In fact, health systems now derive roughly 50% of their revenues from outpatient services. Not understanding costs and profitability outside the hospital is a big vulnerability, as outpatient services are also where hospital-based systems face the greatest competitive threat. A large part of the outpatient segment is the physician billing. Most organizations don’t have expertise in physician costing since they have focused so much on hospital costing. Organizational processes may not be set up to generate data at the right level since physician activity has not previously been a focus.
Solution: On the provider side, costs should be assigned to each individual physician, based on provider-specific salary, activity, and care setting. In addition, costs for shared services (office staff, clinical supplies, etc.) should also be considered. This allows for an “apples to apples” comparison among physicians, service lines, and departments. The only way to truly understand hospital costs is to consider every patient touchpoint.
Challenge 5: Lack of buy-in from key stakeholders
Leaders, physicians, and other care providers may be reluctant to support new costing initiatives for a couple reasons. First, they may not understand the role they play in cost accounting or the opportunities these processes have in helping to manage costs and think strategically. Focusing exclusively on improvements within the finance office and failing to engage C-suite leaders and clinical stakeholders overlooks key change management opportunities. Additionally, a lack of transparency into where the data is sourced and how the results are calculated makes it difficult for stakeholders to trust the results.

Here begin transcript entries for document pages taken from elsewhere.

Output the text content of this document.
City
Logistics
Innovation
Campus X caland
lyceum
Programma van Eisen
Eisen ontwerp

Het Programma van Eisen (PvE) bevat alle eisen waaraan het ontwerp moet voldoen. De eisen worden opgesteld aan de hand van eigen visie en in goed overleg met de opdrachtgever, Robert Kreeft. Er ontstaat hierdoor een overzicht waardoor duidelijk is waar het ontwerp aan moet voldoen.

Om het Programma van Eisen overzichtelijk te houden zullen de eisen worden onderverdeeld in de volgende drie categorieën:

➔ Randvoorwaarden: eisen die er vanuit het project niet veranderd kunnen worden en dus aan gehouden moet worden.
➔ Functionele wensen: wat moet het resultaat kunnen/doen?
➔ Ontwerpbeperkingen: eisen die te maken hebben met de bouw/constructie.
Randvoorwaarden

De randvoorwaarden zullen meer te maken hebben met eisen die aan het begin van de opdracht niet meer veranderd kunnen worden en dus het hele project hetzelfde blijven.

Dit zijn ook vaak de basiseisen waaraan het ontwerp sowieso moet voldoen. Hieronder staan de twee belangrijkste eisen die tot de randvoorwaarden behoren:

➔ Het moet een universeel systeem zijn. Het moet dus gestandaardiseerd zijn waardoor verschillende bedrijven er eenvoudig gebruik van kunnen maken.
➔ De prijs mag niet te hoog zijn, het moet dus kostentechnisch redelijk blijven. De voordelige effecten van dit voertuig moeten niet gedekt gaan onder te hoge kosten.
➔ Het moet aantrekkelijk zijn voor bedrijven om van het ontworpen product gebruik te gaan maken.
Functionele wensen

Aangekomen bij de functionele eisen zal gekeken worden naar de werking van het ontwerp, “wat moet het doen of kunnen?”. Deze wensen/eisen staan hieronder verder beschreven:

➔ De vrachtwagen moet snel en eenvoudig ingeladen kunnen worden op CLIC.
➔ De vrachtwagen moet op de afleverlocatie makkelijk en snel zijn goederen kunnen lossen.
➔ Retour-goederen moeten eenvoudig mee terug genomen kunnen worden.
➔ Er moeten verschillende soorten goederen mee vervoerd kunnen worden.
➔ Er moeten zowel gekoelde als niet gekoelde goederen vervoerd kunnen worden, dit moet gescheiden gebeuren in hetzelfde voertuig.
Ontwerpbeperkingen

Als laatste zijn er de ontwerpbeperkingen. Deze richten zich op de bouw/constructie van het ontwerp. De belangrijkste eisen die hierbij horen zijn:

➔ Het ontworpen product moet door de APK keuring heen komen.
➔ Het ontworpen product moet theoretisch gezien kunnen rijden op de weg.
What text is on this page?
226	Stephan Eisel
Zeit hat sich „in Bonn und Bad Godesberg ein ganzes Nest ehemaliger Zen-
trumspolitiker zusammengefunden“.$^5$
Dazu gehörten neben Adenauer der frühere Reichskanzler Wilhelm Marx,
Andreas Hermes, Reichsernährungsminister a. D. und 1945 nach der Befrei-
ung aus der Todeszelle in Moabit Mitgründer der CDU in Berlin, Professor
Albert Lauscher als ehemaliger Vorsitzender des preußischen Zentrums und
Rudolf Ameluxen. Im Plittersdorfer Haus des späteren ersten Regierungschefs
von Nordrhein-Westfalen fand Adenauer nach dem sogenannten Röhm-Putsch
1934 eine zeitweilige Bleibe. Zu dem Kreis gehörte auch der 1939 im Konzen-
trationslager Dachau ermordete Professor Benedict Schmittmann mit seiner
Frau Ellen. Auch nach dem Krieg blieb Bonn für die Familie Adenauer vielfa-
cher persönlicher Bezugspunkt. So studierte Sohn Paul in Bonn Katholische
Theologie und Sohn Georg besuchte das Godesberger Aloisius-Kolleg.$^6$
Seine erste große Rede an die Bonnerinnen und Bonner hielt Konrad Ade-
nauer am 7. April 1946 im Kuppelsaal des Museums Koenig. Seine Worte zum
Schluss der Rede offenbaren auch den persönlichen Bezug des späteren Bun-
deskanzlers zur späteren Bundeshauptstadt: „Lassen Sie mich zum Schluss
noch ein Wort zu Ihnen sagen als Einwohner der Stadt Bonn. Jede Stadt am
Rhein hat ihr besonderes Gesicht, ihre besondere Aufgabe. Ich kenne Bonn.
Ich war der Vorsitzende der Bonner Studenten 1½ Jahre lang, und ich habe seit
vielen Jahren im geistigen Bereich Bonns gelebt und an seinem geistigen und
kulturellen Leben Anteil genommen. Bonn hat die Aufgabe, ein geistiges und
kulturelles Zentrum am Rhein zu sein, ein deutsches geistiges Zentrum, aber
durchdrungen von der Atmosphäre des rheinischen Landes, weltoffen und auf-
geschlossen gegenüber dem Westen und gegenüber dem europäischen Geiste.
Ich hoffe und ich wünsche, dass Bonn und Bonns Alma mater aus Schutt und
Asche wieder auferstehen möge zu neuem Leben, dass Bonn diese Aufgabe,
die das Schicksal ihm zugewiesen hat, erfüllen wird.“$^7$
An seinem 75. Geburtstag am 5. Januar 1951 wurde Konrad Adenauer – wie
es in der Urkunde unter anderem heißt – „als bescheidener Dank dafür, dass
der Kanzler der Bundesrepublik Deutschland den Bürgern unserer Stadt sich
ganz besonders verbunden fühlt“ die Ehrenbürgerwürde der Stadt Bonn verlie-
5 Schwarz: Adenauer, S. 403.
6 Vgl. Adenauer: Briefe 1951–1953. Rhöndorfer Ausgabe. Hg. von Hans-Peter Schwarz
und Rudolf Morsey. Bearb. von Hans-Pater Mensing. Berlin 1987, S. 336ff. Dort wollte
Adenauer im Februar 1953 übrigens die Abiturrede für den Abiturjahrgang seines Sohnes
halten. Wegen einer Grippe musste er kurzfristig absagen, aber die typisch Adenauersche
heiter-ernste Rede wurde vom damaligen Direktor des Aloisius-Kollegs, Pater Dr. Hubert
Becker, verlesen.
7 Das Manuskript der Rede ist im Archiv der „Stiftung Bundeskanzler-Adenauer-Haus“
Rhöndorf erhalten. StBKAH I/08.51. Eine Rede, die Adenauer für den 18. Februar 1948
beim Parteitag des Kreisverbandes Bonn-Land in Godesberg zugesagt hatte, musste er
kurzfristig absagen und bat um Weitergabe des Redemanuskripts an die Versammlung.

Solution: Executive leaders must understand the goals, expectations, and resource requirements for any cost accounting project. Education on the front end and back end will create more buy-in from all stakeholders. In addition, near real-time analytics, supported by precise costing data, all at the appropriate level of detail, can bring great insight and improve decision-making for all stakeholders. Finance leaders can demonstrate this benefit by delivering valuable analytics and strategic insight across the organization.
Engaging physicians is key to realizing cost reductions. Physician and service line analytics can uncover opportunities to expand services that benefit providers and support an organizational mission for growth and profitability. The robust nature of physician cost accounting also can show the value that physicians bring to academic settings where there are many layers to physicians’ contributions to the organization. Access to accurate costing data engages physicians, especially when they can understand how their performance compares to their peers and to expectations.
Physician-based cost accounting enables more meaningful organizational planning and performance assessment across the care continuum by providing a more complete picture of profitability. Once healthcare organizations have this fuller view of the patient journey, they can improve financial planning initiatives, reduce costs, and strengthen contract negotiations using reliable cost data. As a result, organizations can drive strategic growth for the future with confidence.